Question

A random sample of medical files is used to estimate the proportion p of all people who have blood type B. (a) If you have no pre-liminary estimate for p, how many medical files should you include in a random sample in order to be 90% sure that the point estimate will be within a distance of 0.03 from p?(b) Answer part (a) if you use the pre-liminary estimate that about 13 out of 90 people have blood type B.

Answer 1

a) 752 medical files should be included.

b) 372 medical files should be included.

Explanation:

In a sample with a number n of people surveyed with a probability of a success of
`\pi`, and a confidence level of
`1-\alpha`, we have the following confidence interval of proportions.

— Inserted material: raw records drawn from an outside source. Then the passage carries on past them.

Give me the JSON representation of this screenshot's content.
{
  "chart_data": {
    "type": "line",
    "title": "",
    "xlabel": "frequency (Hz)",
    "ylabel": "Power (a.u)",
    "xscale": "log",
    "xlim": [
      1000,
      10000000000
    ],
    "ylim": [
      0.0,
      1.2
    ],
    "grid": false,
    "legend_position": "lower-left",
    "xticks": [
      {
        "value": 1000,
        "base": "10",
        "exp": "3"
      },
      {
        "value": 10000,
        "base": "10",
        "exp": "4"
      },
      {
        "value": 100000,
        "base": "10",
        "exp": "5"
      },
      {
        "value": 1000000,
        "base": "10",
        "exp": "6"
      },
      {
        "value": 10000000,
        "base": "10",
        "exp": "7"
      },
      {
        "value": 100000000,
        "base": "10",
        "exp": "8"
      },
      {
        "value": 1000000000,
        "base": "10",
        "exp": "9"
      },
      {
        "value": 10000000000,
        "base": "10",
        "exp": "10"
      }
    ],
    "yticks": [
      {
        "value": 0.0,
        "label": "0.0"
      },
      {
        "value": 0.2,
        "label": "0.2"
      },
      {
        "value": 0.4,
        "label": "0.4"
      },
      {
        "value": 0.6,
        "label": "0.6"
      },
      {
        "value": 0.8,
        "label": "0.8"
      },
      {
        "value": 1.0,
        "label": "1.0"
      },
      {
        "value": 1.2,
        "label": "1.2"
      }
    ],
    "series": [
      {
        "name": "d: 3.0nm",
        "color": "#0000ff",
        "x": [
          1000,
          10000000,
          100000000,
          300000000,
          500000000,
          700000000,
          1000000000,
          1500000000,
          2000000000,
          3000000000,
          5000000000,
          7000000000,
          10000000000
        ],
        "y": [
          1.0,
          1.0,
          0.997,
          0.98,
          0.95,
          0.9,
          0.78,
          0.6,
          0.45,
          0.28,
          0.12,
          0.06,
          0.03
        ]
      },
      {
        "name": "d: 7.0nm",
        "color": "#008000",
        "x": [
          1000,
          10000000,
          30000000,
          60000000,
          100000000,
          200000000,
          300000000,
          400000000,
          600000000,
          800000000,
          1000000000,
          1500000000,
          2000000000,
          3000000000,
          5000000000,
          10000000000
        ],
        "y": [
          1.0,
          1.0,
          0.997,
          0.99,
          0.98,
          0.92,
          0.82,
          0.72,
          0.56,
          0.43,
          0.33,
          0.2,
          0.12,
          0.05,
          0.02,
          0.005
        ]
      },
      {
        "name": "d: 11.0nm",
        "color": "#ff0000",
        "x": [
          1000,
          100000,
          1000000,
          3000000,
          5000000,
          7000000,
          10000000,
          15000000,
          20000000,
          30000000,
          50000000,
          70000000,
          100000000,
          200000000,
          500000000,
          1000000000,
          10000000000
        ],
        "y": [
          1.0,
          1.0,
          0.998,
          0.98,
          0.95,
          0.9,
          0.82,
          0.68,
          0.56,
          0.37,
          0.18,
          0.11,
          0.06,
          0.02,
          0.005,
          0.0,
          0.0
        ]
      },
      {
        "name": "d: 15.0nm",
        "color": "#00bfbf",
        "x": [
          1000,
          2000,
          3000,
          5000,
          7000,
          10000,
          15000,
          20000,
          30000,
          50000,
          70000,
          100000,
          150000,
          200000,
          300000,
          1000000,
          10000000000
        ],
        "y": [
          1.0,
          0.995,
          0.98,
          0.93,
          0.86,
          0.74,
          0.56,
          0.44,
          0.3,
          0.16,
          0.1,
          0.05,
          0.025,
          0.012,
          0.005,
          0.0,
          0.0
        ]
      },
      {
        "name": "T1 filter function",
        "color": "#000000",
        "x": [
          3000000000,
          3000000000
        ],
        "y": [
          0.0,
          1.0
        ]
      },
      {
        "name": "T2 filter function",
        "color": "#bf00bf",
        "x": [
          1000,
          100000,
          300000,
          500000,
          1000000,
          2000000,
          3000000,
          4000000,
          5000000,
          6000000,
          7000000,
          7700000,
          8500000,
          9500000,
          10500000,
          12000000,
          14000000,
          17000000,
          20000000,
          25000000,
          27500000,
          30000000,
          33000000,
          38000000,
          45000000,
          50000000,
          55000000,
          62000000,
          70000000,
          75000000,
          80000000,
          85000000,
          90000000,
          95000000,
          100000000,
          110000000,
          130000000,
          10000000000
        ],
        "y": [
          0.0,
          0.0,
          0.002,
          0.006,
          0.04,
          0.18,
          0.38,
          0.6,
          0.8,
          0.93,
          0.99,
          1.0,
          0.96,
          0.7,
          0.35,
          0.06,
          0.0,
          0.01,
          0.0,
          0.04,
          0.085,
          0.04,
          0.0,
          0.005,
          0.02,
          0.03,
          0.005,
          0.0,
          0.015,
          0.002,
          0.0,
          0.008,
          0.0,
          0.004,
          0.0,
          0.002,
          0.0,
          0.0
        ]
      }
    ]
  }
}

`\pi \pm z\sqrt{(\pi(1-\pi))/(n)}`

In which

z is the z-score that has a p-value of
`1 - (\alpha)/(2)`.

The margin of error is of:

`M = z\sqrt{(\pi(1-\pi))/(n)}`

90% confidence level

So
`\alpha = 0.1`, z is the value of Z that has a p-value of
`1 - (0.1)/(2) = 0.95`, so
`Z = 1.645`.

Question a:

This is n for which M = 0.03. We have no estimate, so we use
`\pi = 0.5`. So

`M = z\sqrt{(\pi(1-\pi))/(n)}`

`0.03 = 1.645\sqrt{(0.5*0.5)/(n)}`

`0.03√(n) = 1.645*0.5`

`√(n) = (1.645*0.5)/(0.03)`

`(√(n))^2 = ((1.645*0.5)/(0.03))^2`

`n = 751.67`

Rounding up:

752 medical files should be included.

Question b:

Now we have that:

`\pi = (13)/(90) = 0.1444`

So

`M = z\sqrt{(\pi(1-\pi))/(n)}`

`0.03 = 1.645\sqrt{(0.1444*0.8556)/(n)}`

`0.03√(n) = 1.645√(0.1444*0.8556)`

`√(n) = (1.645√(0.1444*0.8556))/(0.03)`

`(√(n))^2 = ((1.645√(0.1444*0.8556))/(0.03))^2`

`n = 371.5`

Rounding up:

372 medical files should be included.